Did it help? If yes - maybe you can help me?
On 1st of February, Peter Eisentraut committed patch:
Add CREATE RECURSIVE VIEW syntax This is specified in the SQL standard. The CREATE RECURSIVE VIEW specification is transformed into a normal CREATE VIEW statement with a WITH RECURSIVE clause. reviewed by Abhijit Menon-Sen and Stephen Frost
It was committed quite some time ago, but I must have missed it, sorry about that.
This is just a syntax sugar for standard recursive queries, in CTE.

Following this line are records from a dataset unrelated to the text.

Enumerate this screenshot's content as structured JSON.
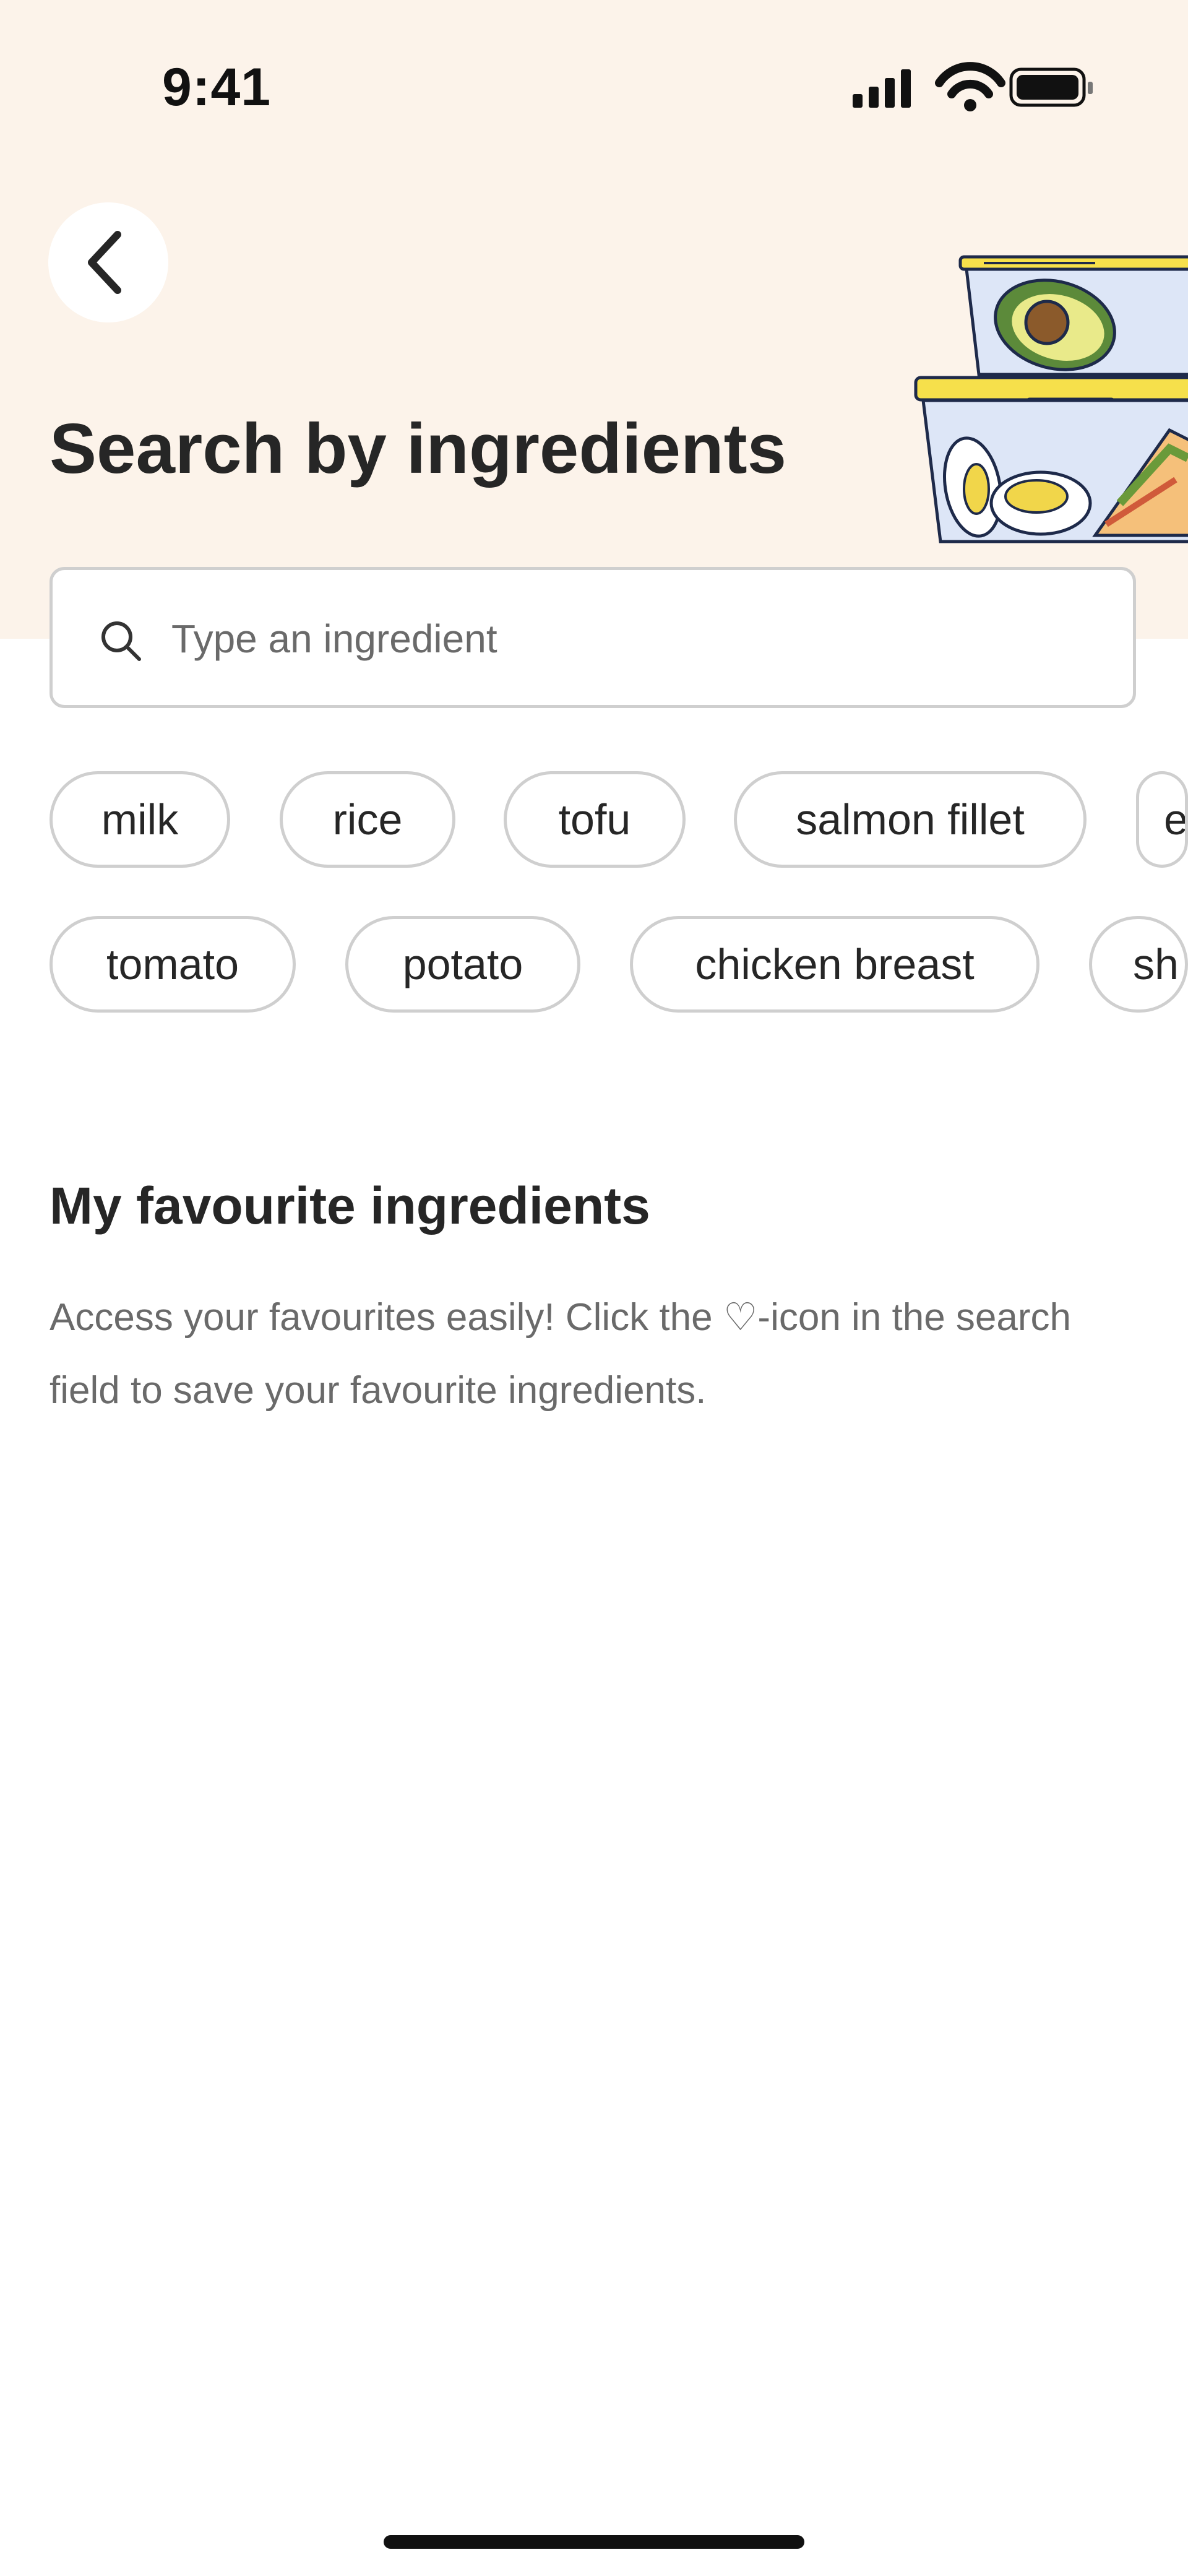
{
  "status_bar": {
    "time": "9:41",
    "icons": [
      "cellular-signal-icon",
      "wifi-icon",
      "battery-icon"
    ]
  },
  "header": {
    "back_icon": "chevron-left-icon",
    "title": "Search by ingredients",
    "illustration": "food-containers-illustration"
  },
  "search": {
    "icon": "search-icon",
    "placeholder": "Type an ingredient",
    "value": ""
  },
  "suggestions": {
    "row1": [
      {
        "label": "milk"
      },
      {
        "label": "rice"
      },
      {
        "label": "tofu"
      },
      {
        "label": "salmon fillet"
      },
      {
        "label": "e"
      }
    ],
    "row2": [
      {
        "label": "tomato"
      },
      {
        "label": "potato"
      },
      {
        "label": "chicken breast"
      },
      {
        "label": "sh"
      }
    ]
  },
  "favourites": {
    "title": "My favourite ingredients",
    "description": "Access your favourites easily! Click the ♡-icon in the search field to save your favourite ingredients."
  },
  "colors": {
    "header_background": "#fcf3ea",
    "chip_border": "#cfcfcf",
    "illustration_yellow": "#f6e04b",
    "illustration_blue": "#dde6f7"
  }
}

For example, let's imagine a simple recursive query that could be used to generate Fibonacci sequence:
with recursive fib as ( select 0 as a, 1 as b union all select b, a + b from fib where b <= 100 ) select a from fib; a ---- 0 1 1 2 3 5 8 13 21 34 55 89 (12 rows)
If we'd want a view on this query, we could:
create view fib_up_to_100 as with recursive fib as ( select 0 as a, 1 as b union all select b, a + b from fib where b <= 100 ) select a from fib; CREATE VIEW
and then, we can:
select * from fib_up_to_100; a ---- 0 1 1 2 3 5 8 13 21 34 55 89 (12 rows)
What this new patch adds, is that we can specify the same view using different syntax. Like this:
create recursive view fib_up_to_100 (a,b) as select 0 as a, 1 as b union all select b, a + b from fib_up_to_100 where b <= 100 CREATE VIEW
select * from fib_up_to_100; a | b ----+----- 0 | 1 1 | 1 1 | 2 2 | 3 3 | 5 5 | 8 8 | 13 13 | 21 21 | 34 34 | 55 55 | 89 89 | 144 (12 rows)
There are some differences – namely – as I understand, you have to specify columns. And you can't add any additional clauses that would normally be outside of WITH clause. But still – it makes for a simpler query, and perhaps easier understanding of what the view does.
One thing, though – just as documentation suggests – view source is modified. SO the simple syntax doesn't stay anywhere in the DB. Dumped view will look like this:
CREATE VIEW fib_up_to_100 AS WITH RECURSIVE fib_up_to_100(a, b) AS ( SELECT 0 AS a, 1 AS b UNION ALL SELECT fib_up_to_100_1.b, (fib_up_to_100_1.a + fib_up_to_100_1.b) FROM fib_up_to_100 fib_up_to_100_1 WHERE (fib_up_to_100_1.b <= 100) ) SELECT fib_up_to_100.a, fib_up_to_100.b FROM fib_up_to_100;
Still, it's a nice addition, if for nothing else, then for standard compatibility.